Meu Violão Implodiu No Peito do Meu Amigo
Gosto de música de verdade aquela que não dói nos ouvidos e toca levemente na alma para nos transportar por um mundo imaginário e feliz.
Em casa o hábito diário é encher o ambiente com notas musicais, orquestras e vozes de artistas bem afinados que nunca caem no esquecimento porque fazem ou fizeram parte de algum momento especial de nossas vidas. Tenho até hoje o meu violão que ganhei de minha mulher anos depois de ter perdido um outro cuja história vou contar logo mais adiante, porém nunca aprendi a afinar e não toco nada bem.

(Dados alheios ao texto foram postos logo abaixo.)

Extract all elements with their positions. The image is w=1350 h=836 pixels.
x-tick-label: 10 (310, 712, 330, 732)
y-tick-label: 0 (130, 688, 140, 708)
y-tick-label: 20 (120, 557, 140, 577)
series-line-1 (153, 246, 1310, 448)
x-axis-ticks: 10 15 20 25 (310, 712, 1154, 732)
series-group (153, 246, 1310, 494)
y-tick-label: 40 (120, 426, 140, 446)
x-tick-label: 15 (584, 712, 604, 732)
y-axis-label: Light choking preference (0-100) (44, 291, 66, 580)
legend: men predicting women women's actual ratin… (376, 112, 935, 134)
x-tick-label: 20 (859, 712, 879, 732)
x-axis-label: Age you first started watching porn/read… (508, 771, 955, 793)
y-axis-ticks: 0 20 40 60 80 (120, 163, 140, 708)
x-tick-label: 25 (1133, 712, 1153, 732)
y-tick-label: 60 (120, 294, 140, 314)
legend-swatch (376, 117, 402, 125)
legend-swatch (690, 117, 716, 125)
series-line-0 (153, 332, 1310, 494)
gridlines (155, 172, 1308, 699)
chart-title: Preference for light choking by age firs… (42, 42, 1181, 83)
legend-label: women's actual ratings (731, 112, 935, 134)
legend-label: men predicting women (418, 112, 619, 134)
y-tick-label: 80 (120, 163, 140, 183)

Sou um autodidata que aprendeu a colagem das cifras e tento enganar (sem sucesso) quem suportar me ouvir tocando e cantando. Na adolescência martelei o pobre instrumento sem dó e nem piedade sentado no muro da casa dos meus pais na rua Des. Motta, também na esquina desta com a Avenida Iguaçú com meus amigos do bairro sob a luz de um poste de iluminação pública; e nos bailinhos das garagens que era comum numa certa época. Foi quando integrei o quinteto musical “Os Tropicais” com os amigos Osvaldo Chain, de saudosa memória, Vernon, Arnoldo e Rodney França, este residente no Rio de Janeiro é um exímio guitarrista e como profissional tocou em bandas famosas e inclusive no programa “Jovem Guarda” do rei Roberto Carlos. O grupo durou pouco apesar de boas apresentações em clubes e cidades do interior, pois no seu devido tempo cada um seguiu seu caminho em busca de seus objetivos.

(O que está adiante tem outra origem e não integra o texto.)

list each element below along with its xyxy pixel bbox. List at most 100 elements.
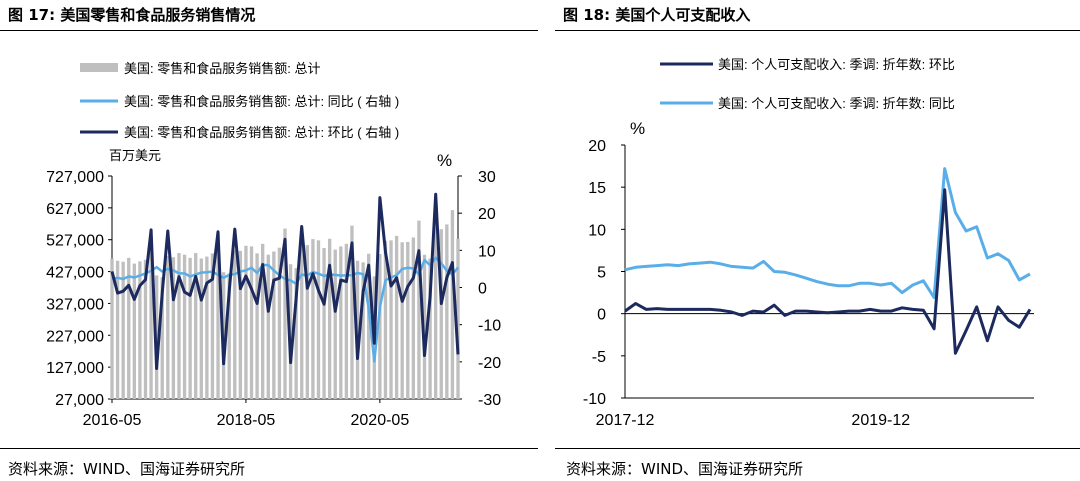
figure-17-title: 图 17: 美国零售和食品服务销售情况 [8,6,256,24]
legend-label-income-yoy: 美国: 个人可支配收入: 季调: 折年数: 同比 [718,96,955,111]
sales-bar [194,253,198,399]
sales-bar [255,253,259,399]
sales-bar [177,253,181,399]
sales-bar [378,254,382,399]
sales-bar [238,250,243,399]
sales-bar [439,229,443,399]
right-y-tick-label: -20 [478,355,501,372]
left-y-tick-label: 127,000 [46,360,104,377]
sales-bar [428,258,432,399]
right-y-tick-label: -10 [478,318,501,335]
legend-swatch-sales [80,63,118,72]
disposable-income-chart: 20 15 10 5 0 -5 -10% 2017-12 2019-12 美国: 个人可支配收入:… [583,57,1034,429]
figure-18-prefix: 图 [563,6,579,24]
left-y-tick-label: 527,000 [46,233,104,250]
sales-bar [417,220,421,399]
sales-bar [300,244,304,399]
x-tick-label: 2018-05 [217,412,276,429]
sales-bar [339,246,343,399]
sales-bar [227,273,231,399]
sales-bar [160,277,164,399]
y-tick-label: 0 [597,307,606,324]
figure-18-top-rule [555,30,1080,31]
y-tick-label: -10 [583,391,606,408]
sales-bar [249,246,254,399]
figure-18-number: 18 [583,6,605,24]
figure-18-title: 图 18: 美国个人可支配收入 [563,6,751,24]
income-mom-line [624,188,1032,355]
figure-17-number: 17 [28,6,50,24]
legend-label-sales: 美国: 零售和食品服务销售额: 总计 [124,61,320,76]
left-y-tick-label: 727,000 [46,169,104,186]
sales-bar [333,249,337,399]
y-tick-label: -5 [592,349,606,366]
sales-bar [394,235,399,399]
sales-bar [311,239,315,399]
figure-18-bottom-rule [555,448,1080,449]
sales-bar [149,239,153,399]
left-y-tick-label: 27,000 [55,392,104,409]
sales-bar [327,238,332,399]
sales-bar [411,237,416,399]
legend-label-yoy: 美国: 零售和食品服务销售额: 总计: 同比 ( 右轴 ) [124,94,399,109]
sales-bar [305,245,309,399]
sales-bar [283,228,287,399]
sales-bar [127,257,131,399]
sales-bar [199,258,203,399]
sales-bar [350,225,354,399]
sales-bar [272,251,276,399]
figure-17-top-rule [0,30,538,31]
sales-bar [244,245,248,399]
sales-bar [456,238,460,399]
x-tick-label: 2019-12 [851,412,910,429]
sales-bar [344,243,349,399]
sales-bar [166,255,170,399]
sales-bar [450,210,455,399]
sales-bar [188,257,192,399]
sales-bar [261,243,265,399]
right-axis-unit: % [437,151,452,170]
sales-bar [216,233,220,399]
sales-bar [322,247,326,399]
sales-bar [233,250,237,399]
sales-bar [143,259,148,399]
y-tick-label: 20 [588,138,606,155]
sales-bar [132,263,136,399]
sales-bar [205,256,209,399]
figure-17-text: 美国零售和食品服务销售情况 [60,6,256,24]
left-y-tick-label: 427,000 [46,265,104,282]
sales-bar [316,240,321,399]
sales-bar [266,254,270,399]
sales-bar [115,260,120,399]
x-tick-label: 2017-12 [596,412,655,429]
sales-bar [367,253,371,399]
figure-18-source: 资料来源：WIND、国海证券研究所 [566,460,804,478]
sales-bar [110,258,114,399]
sales-bar [138,261,142,399]
x-tick-label: 2020-05 [351,412,410,429]
sales-bar [277,247,282,399]
y-axis-unit: % [630,119,645,138]
right-y-tick-label: -30 [478,392,501,409]
legend-label-income-mom: 美国: 个人可支配收入: 季调: 折年数: 环比 [718,57,955,72]
y-tick-label: 15 [588,180,606,197]
sales-bar [121,261,125,399]
sales-bar [294,268,298,399]
sales-bar [171,257,176,399]
left-axis-unit: 百万美元 [109,148,161,163]
sales-bar [406,241,410,399]
right-y-tick-label: 10 [478,243,496,260]
left-y-tick-label: 627,000 [46,201,104,218]
figure-17-prefix: 图 [8,6,24,24]
x-tick-label: 2016-05 [83,412,142,429]
income-yoy-line [624,167,1031,300]
right-y-tick-label: 30 [478,169,496,186]
sales-bar [445,224,449,399]
legend-label-mom: 美国: 零售和食品服务销售额: 总计: 环比 ( 右轴 ) [124,125,399,140]
sales-bar [422,254,427,399]
left-y-tick-label: 227,000 [46,328,104,345]
y-tick-label: 10 [588,222,606,239]
sales-bar [383,240,388,399]
retail-sales-chart: 727,000 627,000 527,000 427,000 327,000 227,0… [46,61,501,429]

Eu fiquei com meu violão martelando o pobre coitado que não tinha culpa nenhuma por eu não ter chegado ao estrelato. Brincadeira é claro. O violão contudo me fascina pois gosto de ouvir quem sabe solar, cantar e tocar e não me canso quando são músicas do cancioneiro brasileiro. O poeta Guilherme Figueiredo na sua sensibilidade imortalizou o violão quando escreveu: “ O violão, ah o violão que carregas no peito, tem a forma, tem o jeito, quase perfeito, do coração.” E pensar que o meu violão sofre quando está colado no meu peito. E o violão que implodiu ? Vou contar sua triste história. Ainda jovem comprei com muito custo um violão “Di Giorgio” e tinha ciúmes dele quando alguém pegava para tocar porque tinha medo que pudesse ser esfolado ou quebrado.
A mania era fazer serenatas em qualquer lugar de Curitiba. Na minha turma de amigos tinha o Fernandinho Flores, filho do Major Fernando Flores um proeminente político da época, que era um ótimo acordeonista e tocava muito bem violão. Mas ele tinha um grave problema de visão e enxergava com muita dificuldade, tropeçando quando tinha obstáculo à sua frente. Chegou um dia que ficou apaixonado por uma moça que morava lá pelo alto do bairro Itupava , no segundo andar de um pequeno prédio de apartamentos.
E pelo menos cinco da turma, inclusive eu porque tinha emprestado meu violão para o “Romeu Apaixonado”, fomos com o Fernandinho fazer serenata para sua eleita. Quando chegamos no local vimos que ao lado do prédio tinha um terreno com um outro imóvel em construção mas que ainda estava no começo da obra, porém, com materiais ali depositados. E para cantar mais perto da janela do quarto da moça seria preciso adentrar na área da construção. Só que estava escuro como breu e assim com todo o cuidado fomos tateando os obstáculos para chegar no lugar mais estratégico e começar a cantar.
O Fernandinho que pouco enxergava teimou em ser o primeiro da fila e levava meu violão junto ao seu peito. De repente ele tropeçou e caiu dentro de um pequeno cercado de tábuas que os operários fizeram para misturar o cal com o cimento, numa verdadeira paçoca dentro de muita água. E como ele caiu de frente o meu violão implodiu em seu peito. Foi primeiro um grande susto e depois que ele se levantou “pintado” de branco da cabeça aos pés foi uma gargalhada só ! E a serenata terminou antes de começar. Não tinha mais violão que acabou ficando estraçalhado no lugar da queda. E como disse no início : já casado e chefe de família, minha esposa me presenteou com outro violão que eu continuo martelando com a mesma vontade e ainda sem saber afinar. E quando o instrumento desafina dou um pulo na loja de meu amigo Edison Zimmermann e ele pacientemente faz a afinação. As vezes até cantamos juntos. Afinal “quem canta, seus males espanta” …
“De todos os instrumentos de corda sem dúvida o mais difícil de tocar é o violino e o mais fácil o sino de Igreja. O violão é menos difícil mas exige apurada técnica ou dom -, eu só martelo o pobre instrumento e não sei afinar. Mas ainda vou aprender a lidar com suas “manhas” pois tenho só 76 anos de idade e com certeza um dia chegarei lá.”